Allo scarico, una utilitaria elettrica fa registrare emissioni nulle di C02 al chilometro mentre una analoga a benzina produce almeno 0,124 chilogrammi di biossido di azoto, una a metano 0,103 chili e un’ibrida 0,113. Analizzando, invece, il totale delle emissioni per produrre la stessa vettura ed alimentarla per 75.000 chilometri, il gap si riduce notevolmente: quella a benzina comporta emissioni complessive di 15,1 tonnellate di CO2, superando di meno di 3 tonnellate l’elettrica (12,2)) e seguita a breve distanza dall’ibrida (13,8) e da quella a metano (13,1). L’analisi ACI evidenzia anche che le emissioni complessive di CO2 generate da produzione, alimentazione e uso di un’autovettura di alta gamma a batteria superano notevolmente quelle di un’utilitaria a benzina: 1.646 chilogrammi di CO2 contro 1.205 per una percorrenza di 8.500 chilometri.
Altrettanto importante è valutare la fonte che genera il vettore energetico e, quindi, la partecipazione delle fonti rinnovabili nella produzione dell’elettricità. Entro il 2030, infatti, in Italia questa dovrà essere prodotta proprio da fonti rinnovabili. Il veicolo elettrico raggiunge la neutralità totale, sotto il profilo delle emissioni solo quando queste fonti alimentano il 100% della produzione. Per approfondire il tema, si può consultare lo studio completo Fondazione Caracciolo (pdf, 4 Mb)
Incentivi unica scelta
Le questioni relative alla valutazione effettiva delle emissioni non cancellano la posizione ovviamente favorevole di ACI nei confronti della transizione energetica. Tuttavia, proprio per quanto appena detto, non è credibile ipotizzare una “fuga in avanti” che cancelli ogni passaggio intermedio tra la situazione attuale e quella disegnata con una progressiva affermazione delle auto a batteria. In questo discorso si inserisce la posizione forte da sempre assunta da ACI sul piano degli incentivi all’acquisto – anche delle vetture usate purchè delle classi energeticamente più virtuose - e il sollecito ripetutamente indirizzato al governo affinché si concentri su provvedimenti utili allo svecchiamento del parco auto circolante. Nel nostro Paese, infatti, un’autovettura su 3 è un pre-euro 4. Due su 3 sono pre-euro 5. Queste auto inquinano anche 20 volte di più di un euro 5 e 6, oltre ad essere più insicure, con una probabilità d’incidente 3 - 4 volte superiore.

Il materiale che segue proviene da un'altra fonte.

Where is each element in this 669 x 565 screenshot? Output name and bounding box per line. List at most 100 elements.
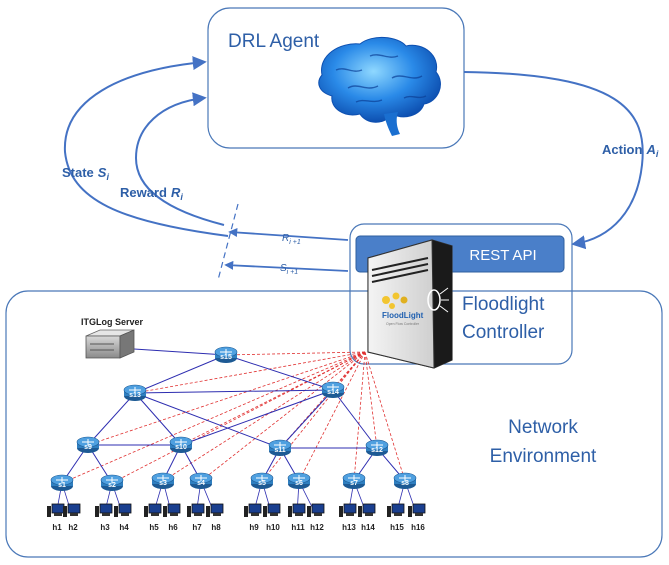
switch-s14: s14 <box>321 381 345 398</box>
switch-s10: s10 <box>169 436 193 453</box>
host-label: h15 <box>390 523 404 532</box>
control-link-s7 <box>353 351 366 482</box>
brain-icon <box>318 37 441 136</box>
host-h9: h9 <box>244 503 262 532</box>
link-s13-s14 <box>134 389 334 394</box>
switch-label: s12 <box>371 447 383 454</box>
host-label: h6 <box>168 523 178 532</box>
host-h10: h10 <box>263 503 280 532</box>
s-next-arrow <box>224 260 349 272</box>
host-h2: h2 <box>63 503 81 532</box>
host-h16: h16 <box>408 503 425 532</box>
host-label: h3 <box>100 523 110 532</box>
host-h8: h8 <box>206 503 224 532</box>
link-itglog-s15 <box>133 348 227 356</box>
switch-s9: s9 <box>76 436 100 453</box>
network-environment-box <box>5 290 663 558</box>
switch-label: s2 <box>108 482 116 489</box>
host-label: h4 <box>119 523 129 532</box>
switch-label: s11 <box>274 447 285 454</box>
r-next-label: Ri +1 <box>282 233 301 246</box>
reward-arrow <box>134 92 225 226</box>
switch-label: s14 <box>327 389 339 396</box>
floodlight-logo-tagline: Open Flow Controller <box>386 322 420 326</box>
control-link-s9 <box>87 351 366 446</box>
switch-s4: s4 <box>189 472 213 489</box>
observation-cut-line <box>217 203 239 281</box>
host-h6: h6 <box>163 503 181 532</box>
switch-s11: s11 <box>268 439 292 456</box>
host-h12: h12 <box>307 503 324 532</box>
network-environment-line1: Network <box>508 417 578 438</box>
network-environment-line2: Environment <box>490 446 597 467</box>
floodlight-server-icon: FloodLight Open Flow Controller <box>367 239 453 369</box>
switch-label: s7 <box>350 480 358 487</box>
control-link-s8 <box>364 351 406 482</box>
control-link-s13 <box>134 351 366 394</box>
link-s14-s10 <box>180 389 334 446</box>
host-h13: h13 <box>339 503 356 532</box>
switch-s6: s6 <box>287 472 311 489</box>
host-label: h9 <box>249 523 259 532</box>
host-label: h5 <box>149 523 159 532</box>
control-link-s12 <box>364 351 378 449</box>
host-h5: h5 <box>144 503 162 532</box>
host-label: h10 <box>266 523 280 532</box>
host-h15: h15 <box>387 503 404 532</box>
link-s13-s11 <box>134 392 281 449</box>
switch-label: s3 <box>159 480 167 487</box>
switch-label: s10 <box>175 444 187 451</box>
switch-s12: s12 <box>365 439 389 456</box>
host-h4: h4 <box>114 503 132 532</box>
switch-s13: s13 <box>123 384 147 401</box>
switch-s2: s2 <box>100 474 124 491</box>
control-link-s1 <box>61 351 366 484</box>
switch-label: s4 <box>197 480 205 487</box>
link-s13-s10 <box>134 392 182 446</box>
switch-s3: s3 <box>151 472 175 489</box>
host-label: h11 <box>291 523 305 532</box>
link-s14-s12 <box>332 389 378 449</box>
host-label: h2 <box>68 523 78 532</box>
switch-label: s5 <box>258 480 266 487</box>
host-h3: h3 <box>95 503 113 532</box>
control-link-s6 <box>298 351 366 482</box>
link-s13-s9 <box>87 392 136 446</box>
switch-label: s9 <box>84 444 92 451</box>
control-link-s2 <box>111 351 366 484</box>
action-arrow <box>463 71 644 250</box>
switch-s5: s5 <box>250 472 274 489</box>
host-label: h16 <box>411 523 425 532</box>
switch-s1: s1 <box>50 474 74 491</box>
switch-s7: s7 <box>342 472 366 489</box>
drl-agent-title: DRL Agent <box>228 31 320 52</box>
host-label: h12 <box>310 523 324 532</box>
host-label: h13 <box>342 523 356 532</box>
host-label: h7 <box>192 523 202 532</box>
controller-name-line1: Floodlight <box>462 294 545 315</box>
control-link-s15 <box>225 351 366 356</box>
rest-api-label: REST API <box>469 247 536 264</box>
switch-label: s15 <box>220 354 232 361</box>
floodlight-logo: FloodLight <box>382 311 424 320</box>
switch-label: s8 <box>401 480 409 487</box>
control-channel-links <box>61 351 406 484</box>
s-next-label: Si +1 <box>280 263 298 276</box>
host-label: h14 <box>361 523 375 532</box>
host-h14: h14 <box>358 503 375 532</box>
link-s15-s13 <box>134 354 227 394</box>
host-h7: h7 <box>187 503 205 532</box>
itglog-server-icon <box>85 329 135 359</box>
link-s15-s14 <box>225 354 334 391</box>
controller-name-line2: Controller <box>462 322 545 343</box>
itglog-server-label: ITGLog Server <box>81 317 144 327</box>
host-h11: h11 <box>288 503 306 532</box>
switch-s8: s8 <box>393 472 417 489</box>
switch-label: s13 <box>129 392 141 399</box>
switch-label: s1 <box>58 482 66 489</box>
switch-s15: s15 <box>214 346 238 363</box>
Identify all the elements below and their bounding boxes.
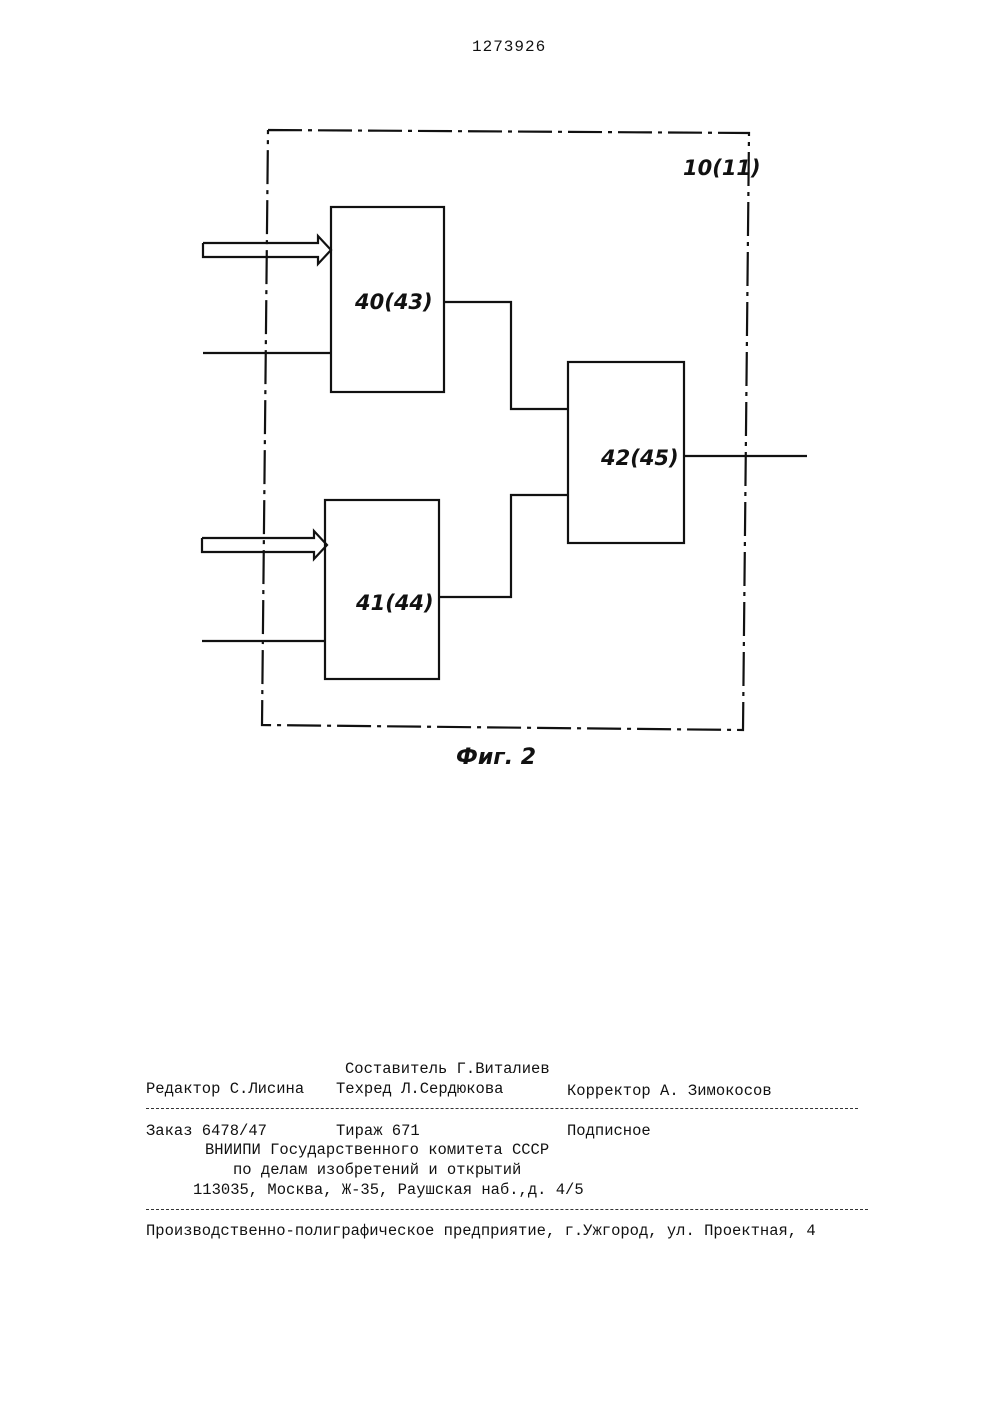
- techred: Техред Л.Сердюкова: [336, 1080, 503, 1098]
- divider-1: [146, 1108, 858, 1109]
- editor: Редактор С.Лисина: [146, 1080, 304, 1098]
- divider-2: [146, 1209, 868, 1210]
- corrector: Корректор А. Зимокосов: [567, 1082, 772, 1100]
- circulation: Тираж 671: [336, 1122, 420, 1140]
- compiler: Составитель Г.Виталиев: [345, 1060, 550, 1078]
- org-address: 113035, Москва, Ж-35, Раушская наб.,д. 4…: [193, 1181, 584, 1199]
- subscription: Подписное: [567, 1122, 651, 1140]
- org-line-1: ВНИИПИ Государственного комитета СССР: [205, 1141, 549, 1159]
- printer: Производственно-полиграфическое предприя…: [146, 1222, 816, 1240]
- order: Заказ 6478/47: [146, 1122, 267, 1140]
- org-line-2: по делам изобретений и открытий: [233, 1161, 521, 1179]
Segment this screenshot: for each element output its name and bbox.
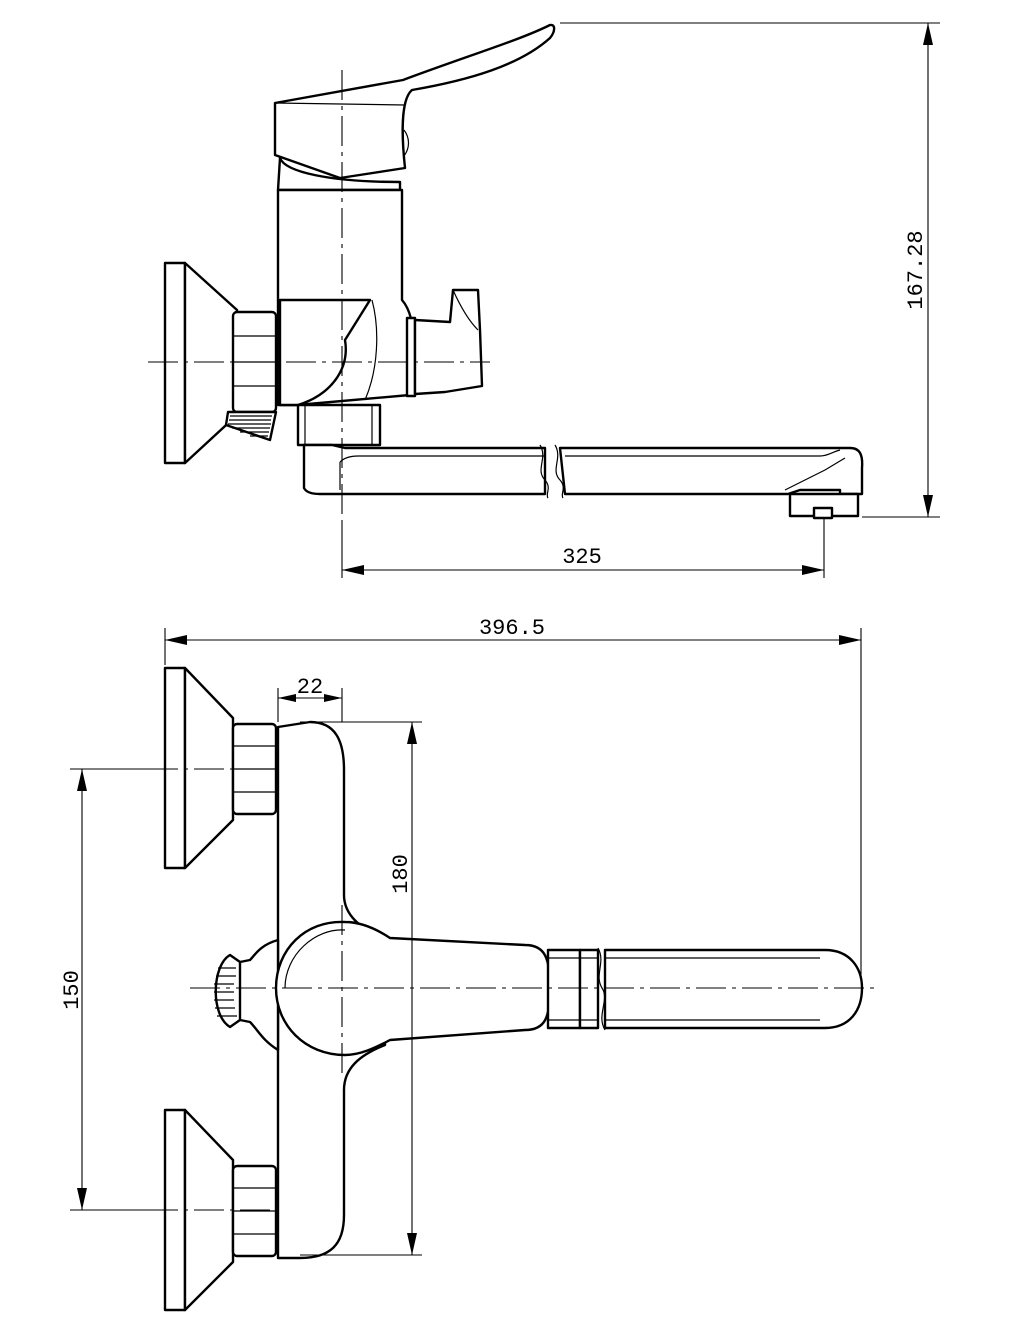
side-view: 167.28 325 bbox=[148, 22, 940, 578]
side-wall-flange bbox=[163, 261, 239, 465]
dim-inlet-spacing-label: 150 bbox=[60, 970, 85, 1010]
dim-body-height-label: 180 bbox=[389, 854, 414, 894]
side-mixer-body bbox=[276, 188, 416, 407]
dim-body-offset: 22 bbox=[277, 675, 343, 722]
side-outlet-nut bbox=[296, 403, 382, 447]
top-diverter bbox=[214, 938, 280, 1052]
side-diverter-knob bbox=[405, 288, 484, 398]
dim-height-label: 167.28 bbox=[904, 230, 929, 309]
side-aerator bbox=[788, 492, 860, 520]
side-cartridge-collar bbox=[276, 156, 402, 192]
dim-overall-length-label: 396.5 bbox=[479, 616, 545, 641]
side-thread bbox=[224, 410, 278, 442]
dim-height: 167.28 bbox=[560, 22, 940, 518]
top-spout bbox=[546, 947, 864, 1031]
dim-spout-reach-label: 325 bbox=[562, 545, 602, 570]
dim-inlet-spacing: 150 bbox=[60, 768, 150, 1211]
top-upper-flange bbox=[163, 666, 278, 870]
side-spout bbox=[302, 443, 864, 499]
dim-body-height: 180 bbox=[300, 721, 422, 1256]
dim-body-offset-label: 22 bbox=[297, 675, 323, 700]
dim-overall-length: 396.5 bbox=[164, 616, 862, 985]
side-lever-handle bbox=[273, 23, 556, 180]
dim-spout-reach: 325 bbox=[341, 518, 825, 578]
top-view: 396.5 bbox=[60, 616, 875, 1312]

La prima leva, per ACI, è quindi quella dell’incentivazione alla rottamazione e la parallela sostituzione. Nel 2019-2021 sono stati destinati all’acquisto di auto elettriche nuove 822 milioni di euro, che hanno prodotto un aumento della quota di mercato dallo 0,06% di inizio triennio allo 0,2 di fine periodo. Se la stessa cifra fosse stata destinata, in questa fase, alla rottamazione avrebbe generato risultati migliori a livello ambientale.
ACI ritiene che sia giusto e doveroso favorire la diffusione dell’auto elettrica per far abituare il consumatore a questo nuovo mezzo ma sarebbe opportuno che gli incentivi venissero graduati nel tempo man mano che migliorano le tecnologie e che si incrementa la produzione da fonti rinnovabili. In parte il governo ha provveduto in questo senso con incentivi alla sostituzione delle vetture più anziane anche con modelli usati e non necessariamente 100% elettrici. Ma il cammino da compiere rimane ancora lungo e la situazione globale non consente di perdere ulteriore tempo.